The AI we don’t see is the AI banks should invest in

The AI we don’t see is the AI banks should invest in

It may not be reaching for sentience, but it’s playing a vital role in making risk management more effective and affordable.
It may not be reaching for sentience, but it’s playing a vital role in making risk management more effective and affordable.

A Google engineer has put artificial intelligence (AI) under the spotlight in recent weeks with claims that a computer chatbot had become “sentient”, capable of reasoning and thinking at the level of a human child. While the company quickly set the record straight with an official statement to the contrary, this episode is the latest example of how far AI computing has come – and how poorly it is understood.

Chatbots, or text generation programmes, are certainly among the most visible and easily understandable applications of AI. But these – and the debate around computing sentience – are little more than a sideshow to the true potential of this game-changing technology.

At its core, AI allows more complex processes and decisions to be outsourced from human to machine, enabling industries to operate at a new level of efficiency and – crucially – far greater speed.

Nowhere is this more important than in the financial services industry, where billions of dollars are at risk every second.
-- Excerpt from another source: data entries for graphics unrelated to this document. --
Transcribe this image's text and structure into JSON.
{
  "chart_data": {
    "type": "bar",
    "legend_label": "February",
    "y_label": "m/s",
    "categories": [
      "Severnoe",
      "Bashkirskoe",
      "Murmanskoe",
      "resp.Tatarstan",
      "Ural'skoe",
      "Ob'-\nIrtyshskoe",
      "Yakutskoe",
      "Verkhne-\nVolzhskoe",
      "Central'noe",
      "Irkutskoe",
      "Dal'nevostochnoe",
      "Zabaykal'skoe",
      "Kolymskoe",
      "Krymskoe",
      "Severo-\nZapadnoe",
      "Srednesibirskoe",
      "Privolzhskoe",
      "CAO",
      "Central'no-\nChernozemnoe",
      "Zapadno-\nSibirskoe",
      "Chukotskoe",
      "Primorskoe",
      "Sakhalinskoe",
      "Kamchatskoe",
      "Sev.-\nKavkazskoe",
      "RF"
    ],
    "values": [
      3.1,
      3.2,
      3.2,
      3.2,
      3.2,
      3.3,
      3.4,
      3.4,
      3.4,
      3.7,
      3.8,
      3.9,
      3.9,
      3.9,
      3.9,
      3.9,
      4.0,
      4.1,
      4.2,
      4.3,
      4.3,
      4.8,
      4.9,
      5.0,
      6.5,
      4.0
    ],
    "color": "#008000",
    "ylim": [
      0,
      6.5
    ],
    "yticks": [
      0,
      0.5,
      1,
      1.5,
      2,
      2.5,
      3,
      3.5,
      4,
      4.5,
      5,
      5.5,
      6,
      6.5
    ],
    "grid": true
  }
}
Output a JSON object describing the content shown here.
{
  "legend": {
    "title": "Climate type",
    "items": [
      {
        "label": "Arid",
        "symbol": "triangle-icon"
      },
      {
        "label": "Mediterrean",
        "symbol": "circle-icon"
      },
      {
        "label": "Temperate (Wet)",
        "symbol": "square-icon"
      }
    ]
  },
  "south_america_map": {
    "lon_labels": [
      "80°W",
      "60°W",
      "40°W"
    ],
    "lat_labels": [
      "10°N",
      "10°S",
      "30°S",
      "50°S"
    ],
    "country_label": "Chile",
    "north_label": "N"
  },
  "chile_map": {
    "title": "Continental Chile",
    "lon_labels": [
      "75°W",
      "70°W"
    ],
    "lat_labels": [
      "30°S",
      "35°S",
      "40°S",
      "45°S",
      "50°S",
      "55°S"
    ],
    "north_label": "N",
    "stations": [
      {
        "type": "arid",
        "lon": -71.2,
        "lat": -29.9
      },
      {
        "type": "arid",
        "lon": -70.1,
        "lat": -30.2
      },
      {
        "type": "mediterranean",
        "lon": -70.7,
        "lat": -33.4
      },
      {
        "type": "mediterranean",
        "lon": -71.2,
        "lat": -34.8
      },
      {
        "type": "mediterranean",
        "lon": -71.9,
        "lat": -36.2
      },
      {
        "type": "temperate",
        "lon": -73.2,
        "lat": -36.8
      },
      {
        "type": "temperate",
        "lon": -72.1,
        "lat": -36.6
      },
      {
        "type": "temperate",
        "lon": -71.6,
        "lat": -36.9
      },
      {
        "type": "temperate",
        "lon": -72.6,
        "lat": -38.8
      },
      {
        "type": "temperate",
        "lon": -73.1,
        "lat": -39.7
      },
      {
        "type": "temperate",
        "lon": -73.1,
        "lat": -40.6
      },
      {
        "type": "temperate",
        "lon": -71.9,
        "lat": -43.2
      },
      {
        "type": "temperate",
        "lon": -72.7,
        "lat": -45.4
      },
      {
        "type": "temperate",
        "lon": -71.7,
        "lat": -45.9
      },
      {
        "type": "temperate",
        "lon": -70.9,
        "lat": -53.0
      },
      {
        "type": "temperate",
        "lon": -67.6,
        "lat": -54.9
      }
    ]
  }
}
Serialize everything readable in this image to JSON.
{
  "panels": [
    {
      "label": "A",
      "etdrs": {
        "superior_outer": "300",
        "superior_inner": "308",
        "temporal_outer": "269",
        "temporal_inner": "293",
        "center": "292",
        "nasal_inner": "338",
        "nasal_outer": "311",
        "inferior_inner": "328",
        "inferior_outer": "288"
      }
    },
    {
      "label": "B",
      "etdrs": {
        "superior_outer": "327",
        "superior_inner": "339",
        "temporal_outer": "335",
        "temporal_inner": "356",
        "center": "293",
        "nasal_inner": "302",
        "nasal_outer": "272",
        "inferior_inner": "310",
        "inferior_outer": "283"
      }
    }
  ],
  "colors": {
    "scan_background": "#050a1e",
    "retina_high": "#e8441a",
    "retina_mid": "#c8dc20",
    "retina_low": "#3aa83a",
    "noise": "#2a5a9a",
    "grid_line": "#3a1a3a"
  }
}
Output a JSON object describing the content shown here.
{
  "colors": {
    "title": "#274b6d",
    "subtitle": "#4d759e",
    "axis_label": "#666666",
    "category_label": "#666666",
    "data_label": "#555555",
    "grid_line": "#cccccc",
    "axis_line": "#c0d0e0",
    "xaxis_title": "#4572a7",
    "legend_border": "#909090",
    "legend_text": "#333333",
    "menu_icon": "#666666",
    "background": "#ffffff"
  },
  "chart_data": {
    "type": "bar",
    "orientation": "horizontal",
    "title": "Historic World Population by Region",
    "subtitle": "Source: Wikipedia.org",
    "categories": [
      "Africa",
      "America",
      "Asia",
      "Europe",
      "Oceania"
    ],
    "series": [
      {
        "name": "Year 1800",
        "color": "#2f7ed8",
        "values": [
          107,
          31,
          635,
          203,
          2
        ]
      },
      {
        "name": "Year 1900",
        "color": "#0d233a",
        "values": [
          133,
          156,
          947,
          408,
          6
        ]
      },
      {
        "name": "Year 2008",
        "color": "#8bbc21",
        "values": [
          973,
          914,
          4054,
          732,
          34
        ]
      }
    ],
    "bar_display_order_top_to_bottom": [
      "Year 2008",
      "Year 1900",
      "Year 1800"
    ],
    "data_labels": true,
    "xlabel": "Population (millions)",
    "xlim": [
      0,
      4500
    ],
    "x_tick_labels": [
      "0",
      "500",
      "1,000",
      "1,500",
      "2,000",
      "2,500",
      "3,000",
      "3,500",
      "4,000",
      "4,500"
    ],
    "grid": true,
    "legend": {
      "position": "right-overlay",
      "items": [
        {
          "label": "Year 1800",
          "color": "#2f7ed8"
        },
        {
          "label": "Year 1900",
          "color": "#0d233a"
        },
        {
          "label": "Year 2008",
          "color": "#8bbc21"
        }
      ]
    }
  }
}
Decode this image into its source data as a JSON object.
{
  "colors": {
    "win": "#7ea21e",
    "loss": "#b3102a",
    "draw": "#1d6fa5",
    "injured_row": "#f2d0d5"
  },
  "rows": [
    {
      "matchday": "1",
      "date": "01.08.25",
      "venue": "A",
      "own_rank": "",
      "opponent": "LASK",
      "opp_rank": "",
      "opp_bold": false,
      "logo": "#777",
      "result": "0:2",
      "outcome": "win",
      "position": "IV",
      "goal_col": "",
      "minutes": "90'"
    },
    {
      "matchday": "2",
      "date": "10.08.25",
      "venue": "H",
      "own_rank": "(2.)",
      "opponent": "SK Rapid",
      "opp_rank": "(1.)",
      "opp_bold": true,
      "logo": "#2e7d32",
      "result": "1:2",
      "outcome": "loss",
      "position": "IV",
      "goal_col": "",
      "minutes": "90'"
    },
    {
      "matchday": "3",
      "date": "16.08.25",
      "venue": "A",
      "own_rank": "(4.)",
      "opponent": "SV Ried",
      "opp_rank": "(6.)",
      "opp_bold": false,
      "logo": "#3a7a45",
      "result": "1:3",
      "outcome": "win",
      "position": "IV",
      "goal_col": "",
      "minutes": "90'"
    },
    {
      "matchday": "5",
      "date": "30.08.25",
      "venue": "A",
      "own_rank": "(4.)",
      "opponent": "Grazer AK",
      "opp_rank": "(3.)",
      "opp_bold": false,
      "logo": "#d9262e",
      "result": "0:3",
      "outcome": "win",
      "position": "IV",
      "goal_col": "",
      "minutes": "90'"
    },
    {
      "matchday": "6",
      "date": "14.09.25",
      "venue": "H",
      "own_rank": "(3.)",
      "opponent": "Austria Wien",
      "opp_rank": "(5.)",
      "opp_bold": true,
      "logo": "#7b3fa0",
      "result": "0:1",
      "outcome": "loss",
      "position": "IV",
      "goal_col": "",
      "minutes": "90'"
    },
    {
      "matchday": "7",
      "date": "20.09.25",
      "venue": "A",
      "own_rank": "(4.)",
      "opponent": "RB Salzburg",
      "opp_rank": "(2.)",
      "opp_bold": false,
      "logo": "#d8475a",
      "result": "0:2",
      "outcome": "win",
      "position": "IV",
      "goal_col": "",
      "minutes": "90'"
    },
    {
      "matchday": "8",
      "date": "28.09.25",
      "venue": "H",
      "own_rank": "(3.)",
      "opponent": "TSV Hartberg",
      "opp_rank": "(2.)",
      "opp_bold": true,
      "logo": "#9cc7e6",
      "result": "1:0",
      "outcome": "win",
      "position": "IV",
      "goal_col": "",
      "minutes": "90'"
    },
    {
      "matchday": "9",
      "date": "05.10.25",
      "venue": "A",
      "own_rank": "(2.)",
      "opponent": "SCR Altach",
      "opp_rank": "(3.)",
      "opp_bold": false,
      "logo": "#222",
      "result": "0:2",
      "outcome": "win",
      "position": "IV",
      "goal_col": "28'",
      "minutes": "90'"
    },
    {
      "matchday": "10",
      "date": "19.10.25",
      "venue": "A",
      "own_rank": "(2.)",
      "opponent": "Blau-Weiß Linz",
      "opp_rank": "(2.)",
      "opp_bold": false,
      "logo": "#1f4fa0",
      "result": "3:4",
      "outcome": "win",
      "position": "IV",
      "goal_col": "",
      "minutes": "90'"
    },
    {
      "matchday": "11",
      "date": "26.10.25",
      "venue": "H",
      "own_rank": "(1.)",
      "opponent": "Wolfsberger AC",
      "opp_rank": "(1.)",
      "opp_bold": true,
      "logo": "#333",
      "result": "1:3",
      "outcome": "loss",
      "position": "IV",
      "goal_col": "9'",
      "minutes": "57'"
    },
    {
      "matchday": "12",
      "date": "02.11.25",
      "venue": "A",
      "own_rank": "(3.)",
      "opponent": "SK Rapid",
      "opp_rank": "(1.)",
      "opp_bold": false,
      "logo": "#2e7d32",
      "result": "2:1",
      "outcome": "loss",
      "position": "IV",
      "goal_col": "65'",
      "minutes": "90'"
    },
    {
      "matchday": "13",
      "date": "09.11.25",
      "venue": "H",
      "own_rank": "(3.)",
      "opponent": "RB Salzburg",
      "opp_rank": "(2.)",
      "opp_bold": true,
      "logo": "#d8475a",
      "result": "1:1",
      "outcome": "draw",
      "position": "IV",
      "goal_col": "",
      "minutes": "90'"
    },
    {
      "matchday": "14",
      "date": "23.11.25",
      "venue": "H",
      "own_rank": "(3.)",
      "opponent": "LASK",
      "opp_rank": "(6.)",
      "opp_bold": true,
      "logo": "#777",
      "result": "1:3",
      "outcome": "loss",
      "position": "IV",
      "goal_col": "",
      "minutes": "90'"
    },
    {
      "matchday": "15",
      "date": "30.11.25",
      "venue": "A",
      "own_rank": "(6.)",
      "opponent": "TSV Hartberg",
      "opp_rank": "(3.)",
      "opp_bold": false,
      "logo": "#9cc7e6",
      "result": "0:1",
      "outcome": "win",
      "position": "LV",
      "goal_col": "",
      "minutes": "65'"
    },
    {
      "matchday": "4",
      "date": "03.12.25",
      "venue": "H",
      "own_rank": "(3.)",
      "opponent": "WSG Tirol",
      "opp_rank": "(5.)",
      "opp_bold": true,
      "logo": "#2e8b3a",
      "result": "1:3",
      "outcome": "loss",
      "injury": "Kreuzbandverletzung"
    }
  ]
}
Augmenting the unseen function of risk management may not sound as exciting as designing a language programme that can hold a real conversation, but it may well be AI’s biggest contribution to society so far.

Calculating value

The global financial crisis, as well as a host of subsequent misconduct and scandals, radically changed banking’s regulatory environment. Financial firms have paid fines totalling hundreds of billions of dollars since the collapse of Lehman Brothers. And one of the industry’s responses has been to hire more compliance staff. By 2019, the Economist reckoned these employees accounted for 10% or more of headcount at large banks, about double the pre-crisis proportion. Compliance costs increased accordingly.

Largely, those investments paid off as intended, cutting the amount of fines banks shouldered for anti-money laundering (AML) and data privacy lapses in half for 2021. Still, the structural shift also drove up costs, taking capital away from other uses, contributing to inflation and reducing returns – as well as risks – for shareholders.

To thrive in this environment, financial institutions must remain focused on improving operational efficiency without compromising on risk management.

Enter AI. Three in four financial institutions expect it to become an essential part of their business in the near term, according to a World Economic Forum study.  And the business consultancy McKinsey has highlighted more than 25 use cases for AI in financial institutions. The firm estimates that the technology could deliver an additional US$1 trillion of value for global banks each year.

This is still only the start of things to come. While about 85% of financial services companies may have started using AI in some form, only one in four have adopted AI across four or more business domains. The often-cited barriers are a lack of access to well-organised data and a perceived immaturity of AI applications.

These hurdles are quickly coming down as the technology develops and innovators widen access to AI infrastructure, platforms and data sets.

As a result, AI is being used right now to help banks manage a broad spectrum of risks. The technology streamlines everything from know-your-client (KYC) checks to identifying fraudulent behaviour among millions of transactions a day.

In this industry, analysing vast amounts of data quickly and without emotion is key. Just as AI is already crunching millions of online ad purchases globally without human oversight, why not put that same power to use for something more economically productive than determining who sees an ad for a new brand of toothpaste?

A real-time challenge

Complying with regulations for basic KYC requirements, AML, counter-terrorist financing (CTF), or sanctions screening is a data challenge for any financial institution. And for multinational firms, it’s multiplied by the number of jurisdictions they cover. Risk mitigation requires monitoring government watchlists and cross-referencing consumer-credit or business-rating databases, which may have structured data to work with, but not in a consistent way.

Such challenges slow down humans and render basic computer automation ineffective. But AI can be trained to focus on significance rather than structure. AI can already verify documents through computer vision and Optical Character Recognition (OCR). It can process complex documents and data sources and arrive at a lending decision, much like an online ad buy for example, in the time it takes to read this sentence.

Modern and robust risk management today means being able to rapidly ingest and analyse reams of unstructured data. This includes traditional and social media sources, which are out in the open but not always accessible for analysis, that can tip off fraud or other misconduct. Criminals often leave unwitting patterns that AI can be trained to spot as it combs online resources and databases for information in real time. AI’s outputs create insights that help people make informed decisions.

AI and its subsets like Machine Learning (ML) are still emerging technologies. But the largest cloud providers, including Amazon Web Services, Google Cloud Platform and Microsoft Azure are continuing to improve the breadth and quality of AI services on their platforms. As this trend continues, it will become easier for financial institutions of all sizes to start adopting AI solutions across their businesses.  

I expect AI investment and adoption within the financial services industry to rise as benefits increase and costs and barriers fall. Broad adoption across business lines should feed through into more efficient operations, emotionless analysis and – all things being equal – superior shareholder returns.

It’s not sentient, but the AI we don’t see (or chat with) is already augmenting risk mitigation and transforming the financial industry as we know it.